Все мы? Вы так думаете?

Для меня это время не вертикально. И все идеологические вертикали уже отработаны. Мы недавно говорили с Мишей Ратгаузом, в том числе и о войне с Украиной. Что люди из России, которые сейчас едут на войну, они жертвы вертикальных интересов. Их не деньги интересуют и даже не пострелять. У них есть патриотизм, и понятно, что это вертикаль их ведет, уничтожает и разрушает. Если бы они были нормальными мещанами, которые думали бы о том, как цветочки полить дома, как детей накормить, и идеи про родину, победу, русское не залетали бы им в голову, то на фиг бы они туда пошли.

Но они в моде, такие идеи.

Они идеологически создаются по каким-то старым концептам. Они очень похожи, например, на «Тараса Бульбу», если эту историю разобрать как реальную, когда идеологическое выше человеческого, теплого, телесного. И сегодня идеологическое выше всего, потому что — я читаю своих френдов в «Фейсбуке» и думаю: боже мой, нас Путин всех так объединил! Не будет Путина — мы друг другу выцарапаем глаза. Сейчас мы выцарапываем глаза тем,кто любит Путина, мы всей массой — на их массу, а когда он нас покинет по какому-нибудь поводу…

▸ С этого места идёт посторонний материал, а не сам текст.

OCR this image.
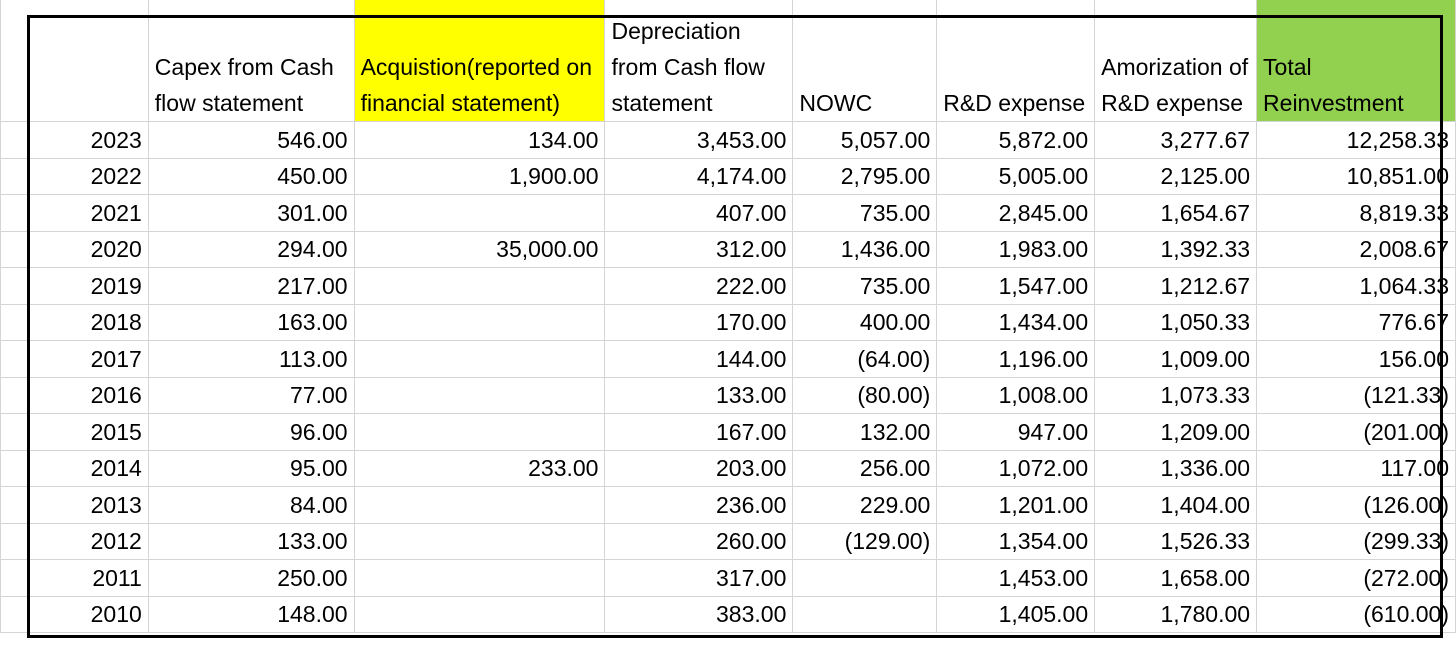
	Capex from Cash flow statement	Acquistion(reported on financial statement)	Depreciation from Cash flow statement	NOWC	R&D expense	Amorization of R&D expense	Total Reinvestment
2023	546.00	134.00	3,453.00	5,057.00	5,872.00	3,277.67	12,258.33
2022	450.00	1,900.00	4,174.00	2,795.00	5,005.00	2,125.00	10,851.00
2021	301.00		407.00	735.00	2,845.00	1,654.67	8,819.33
2020	294.00	35,000.00	312.00	1,436.00	1,983.00	1,392.33	2,008.67
2019	217.00		222.00	735.00	1,547.00	1,212.67	1,064.33
2018	163.00		170.00	400.00	1,434.00	1,050.33	776.67
2017	113.00		144.00	(64.00)	1,196.00	1,009.00	156.00
2016	77.00		133.00	(80.00)	1,008.00	1,073.33	(121.33)
2015	96.00		167.00	132.00	947.00	1,209.00	(201.00)
2014	95.00	233.00	203.00	256.00	1,072.00	1,336.00	117.00
2013	84.00		236.00	229.00	1,201.00	1,404.00	(126.00)
2012	133.00		260.00	(129.00)	1,354.00	1,526.33	(299.33)
2011	250.00		317.00		1,453.00	1,658.00	(272.00)
2010	148.00		383.00		1,405.00	1,780.00	(610.00)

А как же вы говорите, что мир горизонтален, если все это безусловно идеологические истории?

Я думаю, что сам мир горизонтален. И есть эпохи, в которых вертикаль и горизонталь сосуществуют очень гармонично. Но в нашей эпохе преобладает горизонталь, а идеология, которая насажена, — она из другого времени. Видимо, в каждую эпоху это бывает. В свое время я видела выставку в Третьяковке, провинциальные иконы. Семнадцатый — начало восемнадцатого века, Малороссия, Белоруссия, иконы из деревень. Там такие жиды были на этих иконах! Портреты евреев этого села. Вот на Троице — какой-нибудь башмачник Изя. И Мария тоже мать какого-то большого бедного еврейского семейства. И чтобы все верили — если в ад надо спуститься, то там дверца есть, ее можно открыть и туда спуститься. Это реальное зрение. Идеальный мир спустился на горизонталь, стал абсолютно реальным миром. Я думаю, что на русском языке уж точно нет никакой работы, которая отмечала бы эти лакуны, когда жизнь сваливается из идеального в реальное. В России это была эпоха с 1860-х до революции, где идеальное свалилось вниз, все эти революционеры и бомбисты — это же тоже было под покрывалом идеального, но это была абсолютно страшная реальная жизнь. Очень страшная. Я вообще очень долго интересовалась бомбистами, я была бомбисткой по идеологии до 30 лет. Поэтому читала кучу их воспоминаний. Больше всего мне запомнилось, что, когда все эти идейные люди попали на каторгу, то для них была страшна не каторга сама по себе. Выяснилось, что они совершенно не в состоянии выдержать друг друга, вообще общаться. Они мочились в кастрюли со щами своих коллег, с которыми раньше подрывали какого-то губернатора, бритвы клали в еду.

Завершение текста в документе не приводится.